The last and incidentally most annoying thing about the M16A1, is that the dust cover stays open after the weapon has been cocked. Why is this a problem, you say? The AR-weapon’s design allows continuous shooting by pulling the bolt backwards using the reaction from expelling each round. The spring behind the bolt is designed to absorb any energy that is not needed to pull the hammer back far enough, so that the felt recoil is minimized. This mechanism, unfortunately, means that any form of obstacle that absorbs the slightest amount of this backwards force will result in the bolt not being pushed fully to receive another round to the chamber. In such events, three things happen: 1. Your assault weapon turns into a bolt-action paperweight; 2. Since the jam is that of a fresh round, rather than that of a case, you lose a round from your clip in the process of making your weapon fire again; 3. until you clean the chamber, the bolt, and the firing pin thoroughly, the jam will go on. This issue is so bad that having a lot of powder ash sitting in the chamber alone can cause these malfunctions; to a point where it is in the army manual to recommend quick, but thorough cleaning after firing about 200 rounds. Going back to the issue about dust cover: unlike the M4 and other newer-ish AR based weapons, the M16A1’s dust cover stays open once the weapon is cocked even once. This exposes the bolt and the chamber to dust, mud, water, sometimes even fingers (!…), and pretty much anything else one could (and couldn’t) imagine.
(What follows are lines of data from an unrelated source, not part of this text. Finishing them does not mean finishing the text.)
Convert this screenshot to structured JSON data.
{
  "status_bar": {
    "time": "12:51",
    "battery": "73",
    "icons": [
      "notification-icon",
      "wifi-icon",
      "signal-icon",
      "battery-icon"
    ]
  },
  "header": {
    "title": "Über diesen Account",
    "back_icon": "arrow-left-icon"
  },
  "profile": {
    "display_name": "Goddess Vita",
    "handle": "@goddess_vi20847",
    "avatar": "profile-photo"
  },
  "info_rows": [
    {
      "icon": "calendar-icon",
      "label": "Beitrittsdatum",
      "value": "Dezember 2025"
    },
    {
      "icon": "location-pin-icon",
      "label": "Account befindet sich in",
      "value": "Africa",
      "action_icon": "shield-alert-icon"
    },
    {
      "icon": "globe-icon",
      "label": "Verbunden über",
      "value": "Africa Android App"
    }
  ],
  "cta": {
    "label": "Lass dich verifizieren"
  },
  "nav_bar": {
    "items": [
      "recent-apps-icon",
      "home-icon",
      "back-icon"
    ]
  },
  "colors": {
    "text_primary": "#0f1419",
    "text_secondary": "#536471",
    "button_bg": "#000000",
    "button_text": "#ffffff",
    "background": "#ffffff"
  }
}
In a clean, organized setting of a firing range, this is rarely a problem. In a real-life battle though; the weapon would jam all the damn time, and it happened to the lot of us during combat exercises. This happens to lefties even more often because when lefties go prone, the weapon tips to its right side, the side which the weapon’s chamber is exposed.

Thank god our regular service weapon is the K2. This rifle solves most of M16’s issues, and stands out as a fairly reliable weapon that is even exported to many countries.